Ein reformierter Pfarrer aus einer Nachbargemeinde von Aarau regt sich in einem breit gestreuten Mail auf, das er auch der az zukommen liess: «Wenn eine Tierkommunikatorin mit Saatkrähen spricht und erfährt, dass die Tiere hier seien, um im Spital negative Gedanken und Gefühle auszulösen, dann ist das Scharlatanerie in Reinkultur.» Und: «Dass Steuergelder und Krankenkassenprämien mit solchem Esoterik-Humbug vergeudet werden, ist ein Skandal.» Eine Klinik, die solches tue, habe jede Glaubwürdigkeit und Bedeutung verloren.

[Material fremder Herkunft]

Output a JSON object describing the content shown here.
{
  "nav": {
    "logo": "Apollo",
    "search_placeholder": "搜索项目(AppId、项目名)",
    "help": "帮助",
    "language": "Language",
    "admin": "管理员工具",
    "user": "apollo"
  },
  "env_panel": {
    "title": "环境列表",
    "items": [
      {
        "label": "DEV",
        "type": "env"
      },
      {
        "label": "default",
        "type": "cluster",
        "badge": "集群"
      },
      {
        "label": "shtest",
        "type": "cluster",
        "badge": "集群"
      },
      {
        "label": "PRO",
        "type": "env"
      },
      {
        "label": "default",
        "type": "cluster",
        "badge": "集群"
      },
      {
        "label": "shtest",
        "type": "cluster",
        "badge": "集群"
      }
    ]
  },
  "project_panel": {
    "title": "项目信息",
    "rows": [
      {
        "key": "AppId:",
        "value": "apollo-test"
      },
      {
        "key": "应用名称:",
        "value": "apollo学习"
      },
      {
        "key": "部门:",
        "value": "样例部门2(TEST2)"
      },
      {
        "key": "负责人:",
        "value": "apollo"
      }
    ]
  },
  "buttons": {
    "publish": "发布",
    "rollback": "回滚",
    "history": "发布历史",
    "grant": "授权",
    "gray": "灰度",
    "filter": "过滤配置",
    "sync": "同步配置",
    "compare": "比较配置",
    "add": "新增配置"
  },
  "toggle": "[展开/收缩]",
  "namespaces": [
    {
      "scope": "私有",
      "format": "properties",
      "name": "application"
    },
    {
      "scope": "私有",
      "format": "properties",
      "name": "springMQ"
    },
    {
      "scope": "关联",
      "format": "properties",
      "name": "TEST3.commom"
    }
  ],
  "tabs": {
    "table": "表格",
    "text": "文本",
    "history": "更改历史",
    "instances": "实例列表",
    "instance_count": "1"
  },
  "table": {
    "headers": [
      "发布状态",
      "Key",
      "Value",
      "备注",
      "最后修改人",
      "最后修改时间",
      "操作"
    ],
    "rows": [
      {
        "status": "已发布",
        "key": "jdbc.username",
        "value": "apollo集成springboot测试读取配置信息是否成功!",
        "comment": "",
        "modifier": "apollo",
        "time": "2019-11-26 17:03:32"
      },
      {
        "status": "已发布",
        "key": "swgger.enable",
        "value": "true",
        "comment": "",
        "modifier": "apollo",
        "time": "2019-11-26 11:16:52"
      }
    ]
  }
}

Was ist passiert? Die Krähen auf dem Areal des Kantonsspitals Aarau (KSA) sind ein Riesenthema. Seit 50 Jahren übernachtet in den alten, grossen Bäumen in den Monaten Oktober bis März ein Schwarm Rabenkrähen. Und seit zehn Jahren brüten im Frühling jeweils die Saatkrähen. Anfänglich waren es 21 Nester, jetzt sind es 40 (also 80 Saatkrähen).

Die «Schweiz am Wochenende» berichtete am 1. April über die Krähen in Aarau. Am letzten Freitag hat sich auch die Sendung «Schweiz aktuell» des Themas angenommen. Dabei kam aus, dass das Spital zu unkonventionellen Mitteln gegriffen hat.

Die Vögel nicht einfach abschiessen

«Wir wollten in unserem schönen Spitalpark nicht einfach Vögel abschiessen oder Bäume fällen», erklärt KSA-Sprecherin Andrea Rüegg. «Das Spital ist ein Ort, an dem Leben erhalten werden soll. Deshalb haben wir nach einer alternativen Lösung gesucht. Nachdem wir alle Experten kontaktiert und keine Patentlösung gefunden hatten, kamen wir auf die Idee, diejenigen zu fragen, die Teil des Problems sind: die Vögel.»

Mit Vögeln reden? Rüegg: «Wir haben deshalb nach einer geeigneten Methode gesucht und eine Tierkommunikatorin beigezogen. Eine bewährte Kraft mit Erfolgsausweis.»

Was die Tierkommunikatorin herausgefunden hat

Es scheint der Expertin gelungen zu sein, von den Saatkrähen etwas zu erfahren. «Aus dem Kontakt ergab sich, dass die Tiere sich nicht einfach aus ‹Plausch› auf dem Spitalareal aufhalten», berichtet KSA-Sprecherin Andrea Rüegg. «Sie haben eine Funktion. Die Vögel sind auf dem Spitalareal, weil hier sehr viele Emotionen und belastende Gedanken anfallen. Diese würden sie, so die Tierkommunikatorin, auflösen.»

Was für Konsequenzen zog das Kantonsspital aus dieser Erkenntnis? Es wurde eine weitere Massnahme ergriffen. «Wir haben Klangelemente aufgehängt. Damit versuchen wir den Krähen zu signalisieren: Wir haben euch verstanden. Jetzt müsst ihr nicht mehr so viel ‹arbeiten›, also krähen, und könnt weiterziehen.»

«Wir versuchen, ein sinnvolles Miteinander zu finden»: KSA-Sprecherin Andrea Rüegg über Vogelkot, Klangelemente und die interne Beschwerdestelle.

«Wir versuchen, ein sinnvolles Miteinander zu finden»: KSA-Sprecherin Andrea Rüegg über Vogelkot, Klangelemente und die interne Beschwerdestelle.

Das ganze Krähenthema hat am Kantonsspital eine grosse Dynamik ausgelöst. So wurde für die Mitarbeiter eine «Flügel-Lounge» eingerichtet. Aus dem Pausenraum im zweiten Stock können sie die imposanten Vögel mittels bereitliegenden Feldstechern beobachten. Und gestern Nachmittag referierte dort ein interner Krähen-Experte.